La parashà inizia con la mitzvà di nominare dayanìm (giudici) competenti e onesti e continua dicendo: “Non alterare la giustizia, non mostrare favoritismi e non farti corrompere, perché la corruzione accieca gli occhi dei saggi e fuorvia le parole dei giusti. Persegui giustizia, giustizia, affinché tu viva ed erediti la terra che l’Eterno, tuo Dio, ti da”. (Devarìm, 16: 19-20).
Rashì (Troyes, 1040-1105) citando un midràsh, commenta che la parola giustizia ripetuta due volte indica che bisogna rivolgersi a un bet din (tribunale) di superiore competenza, perché la nomina di dayanìm qualificati serve a mantenere in vita Israele e a farli risiedere nella loro terra.
Nessuna società può funzionare senza un sistema legale. Una delle sette leggi dei Noachidi è appunto quella di istituire un sistema legale. Inoltre è possibile che Rashì alluda anche alla mishnà nei Pirkè Avòt (Massime dei padri, 5:8) dove è scritto che vi sono sette disgrazie che capitano per altrettante trasgressioni. Una di queste è la guerra: “La spada viene nel mondo per il ritardo della giustizia, per la perversione della giustizia e per coloro che emettono decisioni di Torà in contrasto con la Halakhà”.

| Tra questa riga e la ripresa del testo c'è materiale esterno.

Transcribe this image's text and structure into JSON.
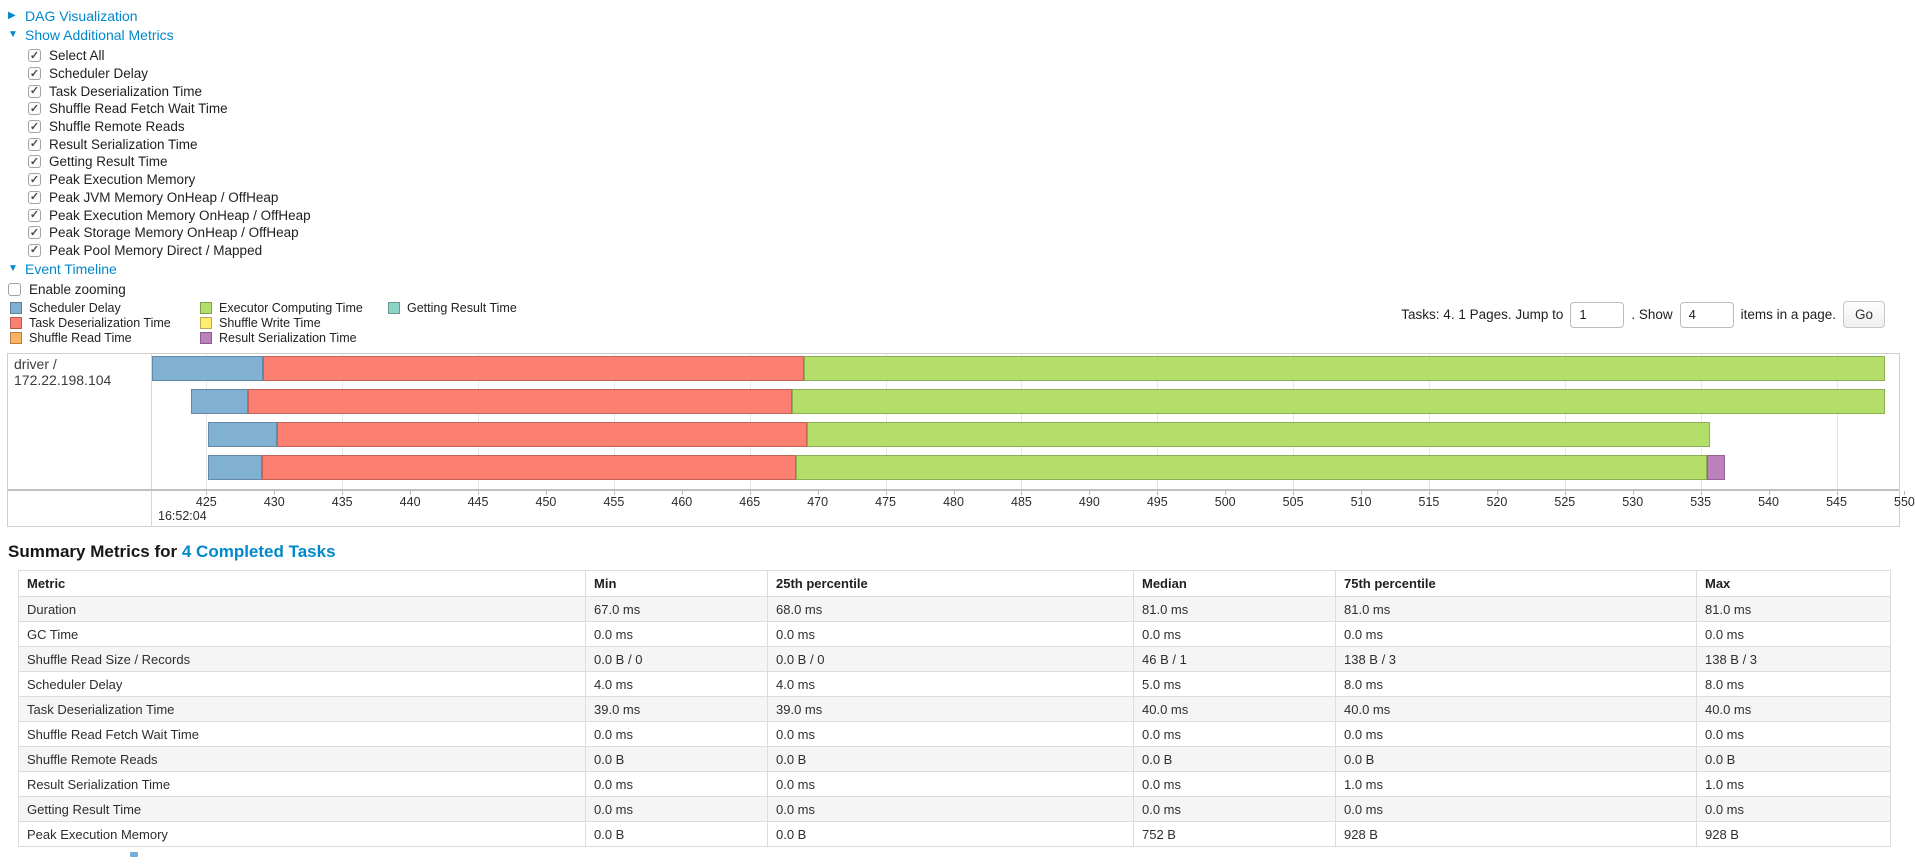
{
  "colors": {
    "link": "#0088cc"
  },
  "icons": {
    "caret_right": "▶",
    "caret_down": "▼",
    "check": "✓"
  },
  "links": {
    "dag": "DAG Visualization",
    "show_metrics": "Show Additional Metrics",
    "event_timeline": "Event Timeline"
  },
  "metric_checkboxes": [
    {
      "label": "Select All",
      "checked": true
    },
    {
      "label": "Scheduler Delay",
      "checked": true
    },
    {
      "label": "Task Deserialization Time",
      "checked": true
    },
    {
      "label": "Shuffle Read Fetch Wait Time",
      "checked": true
    },
    {
      "label": "Shuffle Remote Reads",
      "checked": true
    },
    {
      "label": "Result Serialization Time",
      "checked": true
    },
    {
      "label": "Getting Result Time",
      "checked": true
    },
    {
      "label": "Peak Execution Memory",
      "checked": true
    },
    {
      "label": "Peak JVM Memory OnHeap / OffHeap",
      "checked": true
    },
    {
      "label": "Peak Execution Memory OnHeap / OffHeap",
      "checked": true
    },
    {
      "label": "Peak Storage Memory OnHeap / OffHeap",
      "checked": true
    },
    {
      "label": "Peak Pool Memory Direct / Mapped",
      "checked": true
    }
  ],
  "enable_zooming": {
    "label": "Enable zooming",
    "checked": false
  },
  "pagination": {
    "text_before": "Tasks: 4. 1 Pages. Jump to",
    "jump_value": "1",
    "text_mid": ". Show",
    "show_value": "4",
    "text_after": "items in a page.",
    "go_label": "Go"
  },
  "chart_data": {
    "type": "timeline",
    "executor_label": "driver / 172.22.198.104",
    "legend_columns": [
      [
        {
          "label": "Scheduler Delay",
          "color": "#80B1D3"
        },
        {
          "label": "Task Deserialization Time",
          "color": "#FB8072"
        },
        {
          "label": "Shuffle Read Time",
          "color": "#FDB462"
        }
      ],
      [
        {
          "label": "Executor Computing Time",
          "color": "#B3DE69"
        },
        {
          "label": "Shuffle Write Time",
          "color": "#FFED6F"
        },
        {
          "label": "Result Serialization Time",
          "color": "#BC80BD"
        }
      ],
      [
        {
          "label": "Getting Result Time",
          "color": "#8DD3C7"
        }
      ]
    ],
    "axis": {
      "window_start": 421,
      "window_end": 549.6,
      "tick_values": [
        425,
        430,
        435,
        440,
        445,
        450,
        455,
        460,
        465,
        470,
        475,
        480,
        485,
        490,
        495,
        500,
        505,
        510,
        515,
        520,
        525,
        530,
        535,
        540,
        545,
        550
      ],
      "gridline_every_other_tick": true,
      "major_label": "16:52:04",
      "units": "ms within second 16:52:04"
    },
    "tasks": [
      {
        "segments": [
          {
            "name": "scheduler-delay",
            "color": "#80B1D3",
            "start": 421.0,
            "end": 429.2
          },
          {
            "name": "task-deserialization-time",
            "color": "#FB8072",
            "start": 429.2,
            "end": 469.0
          },
          {
            "name": "executor-computing-time",
            "color": "#B3DE69",
            "start": 469.0,
            "end": 548.6
          }
        ]
      },
      {
        "segments": [
          {
            "name": "scheduler-delay",
            "color": "#80B1D3",
            "start": 423.9,
            "end": 428.1
          },
          {
            "name": "task-deserialization-time",
            "color": "#FB8072",
            "start": 428.1,
            "end": 468.1
          },
          {
            "name": "executor-computing-time",
            "color": "#B3DE69",
            "start": 468.1,
            "end": 548.6
          }
        ]
      },
      {
        "segments": [
          {
            "name": "scheduler-delay",
            "color": "#80B1D3",
            "start": 425.1,
            "end": 430.2
          },
          {
            "name": "task-deserialization-time",
            "color": "#FB8072",
            "start": 430.2,
            "end": 469.2
          },
          {
            "name": "executor-computing-time",
            "color": "#B3DE69",
            "start": 469.2,
            "end": 535.7
          }
        ]
      },
      {
        "segments": [
          {
            "name": "scheduler-delay",
            "color": "#80B1D3",
            "start": 425.1,
            "end": 429.1
          },
          {
            "name": "task-deserialization-time",
            "color": "#FB8072",
            "start": 429.1,
            "end": 468.4
          },
          {
            "name": "executor-computing-time",
            "color": "#B3DE69",
            "start": 468.4,
            "end": 535.5
          },
          {
            "name": "result-serialization-time",
            "color": "#BC80BD",
            "start": 535.5,
            "end": 536.8
          }
        ]
      }
    ]
  },
  "summary": {
    "title_prefix": "Summary Metrics for",
    "title_link": "4 Completed Tasks",
    "table": {
      "headers": [
        "Metric",
        "Min",
        "25th percentile",
        "Median",
        "75th percentile",
        "Max"
      ],
      "rows": [
        [
          "Duration",
          "67.0 ms",
          "68.0 ms",
          "81.0 ms",
          "81.0 ms",
          "81.0 ms"
        ],
        [
          "GC Time",
          "0.0 ms",
          "0.0 ms",
          "0.0 ms",
          "0.0 ms",
          "0.0 ms"
        ],
        [
          "Shuffle Read Size / Records",
          "0.0 B / 0",
          "0.0 B / 0",
          "46 B / 1",
          "138 B / 3",
          "138 B / 3"
        ],
        [
          "Scheduler Delay",
          "4.0 ms",
          "4.0 ms",
          "5.0 ms",
          "8.0 ms",
          "8.0 ms"
        ],
        [
          "Task Deserialization Time",
          "39.0 ms",
          "39.0 ms",
          "40.0 ms",
          "40.0 ms",
          "40.0 ms"
        ],
        [
          "Shuffle Read Fetch Wait Time",
          "0.0 ms",
          "0.0 ms",
          "0.0 ms",
          "0.0 ms",
          "0.0 ms"
        ],
        [
          "Shuffle Remote Reads",
          "0.0 B",
          "0.0 B",
          "0.0 B",
          "0.0 B",
          "0.0 B"
        ],
        [
          "Result Serialization Time",
          "0.0 ms",
          "0.0 ms",
          "0.0 ms",
          "1.0 ms",
          "1.0 ms"
        ],
        [
          "Getting Result Time",
          "0.0 ms",
          "0.0 ms",
          "0.0 ms",
          "0.0 ms",
          "0.0 ms"
        ],
        [
          "Peak Execution Memory",
          "0.0 B",
          "0.0 B",
          "752 B",
          "928 B",
          "928 B"
        ]
      ]
    }
  }
}
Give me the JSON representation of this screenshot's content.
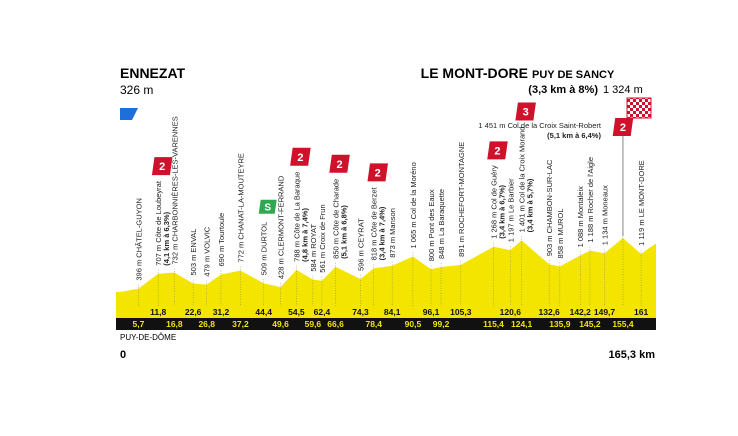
{
  "start": {
    "name": "ENNEZAT",
    "elevation": "326 m",
    "km": "0",
    "department": "PUY-DE-DÔME"
  },
  "finish": {
    "name": "LE MONT-DORE",
    "summit": "PUY DE SANCY",
    "climb": "(3,3 km à 8%)",
    "elevation": "1 324 m",
    "km": "165,3 km"
  },
  "waypoints": [
    {
      "label": "396 m CHÂTEL-GUYON",
      "km": "5,7"
    },
    {
      "label": "707 m Côte de Loubeyrat",
      "climb": "(4,1 km à 6,3%)",
      "km": "11,8",
      "category": "2"
    },
    {
      "label": "732 m CHARBONNIÈRES-LES-VARENNES",
      "km": "16,8"
    },
    {
      "label": "503 m ENVAL",
      "km": "22,6"
    },
    {
      "label": "479 m VOLVIC",
      "km": "26,8"
    },
    {
      "label": "690 m Tourtoule",
      "km": "31,2"
    },
    {
      "label": "772 m CHANAT-LA-MOUTEYRE",
      "km": "37,2"
    },
    {
      "label": "509 m DURTOL",
      "km": "44,4",
      "sprint": "S"
    },
    {
      "label": "428 m CLERMONT-FERRAND",
      "km": "49,6"
    },
    {
      "label": "788 m Côte de La Baraque",
      "climb": "(4,8 km à 7,4%)",
      "km": "54,5",
      "category": "2"
    },
    {
      "label": "584 m ROYAT",
      "km": "59,6"
    },
    {
      "label": "561 m Croix de Frun",
      "km": "62,4"
    },
    {
      "label": "850 m Côte de Charade",
      "climb": "(5,1 km à 6,8%)",
      "km": "66,6",
      "category": "2"
    },
    {
      "label": "596 m CEYRAT",
      "km": "74,3"
    },
    {
      "label": "818 m Côte de Berzet",
      "climb": "(3,4 km à 7,4%)",
      "km": "78,4",
      "category": "2"
    },
    {
      "label": "873 m Manson",
      "km": "84,1"
    },
    {
      "label": "1 065 m Col de la Moréno",
      "km": "90,5"
    },
    {
      "label": "800 m Pont des Eaux",
      "km": "96,1"
    },
    {
      "label": "848 m La Baraquette",
      "km": "99,2"
    },
    {
      "label": "891 m ROCHEFORT-MONTAGNE",
      "km": "105,3"
    },
    {
      "label": "1 268 m Col de Guéry",
      "climb": "(3,4 km à 6,7%)",
      "km": "115,4",
      "category": "2"
    },
    {
      "label": "1 197 m Le Barbier",
      "km": "120,6"
    },
    {
      "label": "1 401 m Col de la Croix Morand",
      "climb": "(3,4 km à 5,7%)",
      "km": "124,1",
      "category": "3"
    },
    {
      "label": "903 m CHAMBON-SUR-LAC",
      "km": "132,6"
    },
    {
      "label": "858 m MUROL",
      "km": "135,9"
    },
    {
      "label": "1 088 m Montaleix",
      "km": "142,2"
    },
    {
      "label": "1 188 m Rocher de l'Aigle",
      "km": "145,2"
    },
    {
      "label": "1 134 m Moneaux",
      "km": "149,7"
    },
    {
      "label": "1 451 m Col de la Croix Saint-Robert",
      "climb": "(5,1 km à 6,4%)",
      "km": "155,4",
      "category": "2"
    },
    {
      "label": "1 119 m LE MONT-DORE",
      "km": "161"
    }
  ]
}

R. Pinechàs Kehati (Polonia, 1910-1976, Stato d’Israele) nel suo commento alla Mishnà spiega che il ritardo della giustizia avviene quando la decisione legale è chiara e i dayanìm tergiversano nell’emettere il verdetto; perversione della giustizia avviene quando viene assolto il colpevole e condannato l’innocente. Decisioni contrarie alla Halakhà avvengono quando viene permesso ciò che è proibito e proibito ciò che è permesso.
La punizione della spada corrisponde alla trasgressione commessa, perché pervertendo la giustizia colui che è stato ingiustamente dichiarato perdente in una causa, fa giustizia sommaria fino a commettere un omicidio. R. Kehati cita anche il Talmud babilonese (trattato Shabbàt, 32b) dove è detto: “Se hai visto una generazione piena di disgrazie, vai a verificare i dayanìm d’Israele, perché le disgrazie che capitano nel mondo avvengono solo per via dei dayanìm d’Israele […]. E il Santo Benedetto non fa risiedere la Sua presenza (Shekhinà) su Israele fino a quando non spariscano giudici e ufficiali giudiziari corrotti in Israele, come detto dal navì (profeta) Isaia: «Ristabilirò i tuoi giudici com’erano anticamente, e i tuoi consiglieri com’erano al principio. Dopo questo, sarai chiamata città della giustizia, città fedele» (Yesha’yà, 1:26)”.
R. Simcha Bunim Bonhart di Przysucha (Polonia, 1765-1827), citato nell’edizione della Torà pubblicata da Mesorah Publications, spiegava che la Torà ripete due volte la parola giustizia perché bisogna perseguire la giustizia solo con giustizia e non con mezzi disonesti.
Il midràsh citato da Rashì è non è il solo che commenta le parole “Perseguirai giustizia, giustizia”. Nel Talmud babilonese (trattato Sanhedrin, 32b) è detto: “I maestri hanno insegnato: «Perseguirai giustizia, giustizia» [significa] che bisogna seguire i maestri nelle rispettive case di studio dove vi era un bet din stabile: R. Eli’ezer a Lod, R. Yochanan b. Zakkai a Beror Hail, R. Yeoshua’ a Peki’in, Rabban Gamliel a Yavne, R. Akivà a Benè Beràk e R. Mattià a Roma”!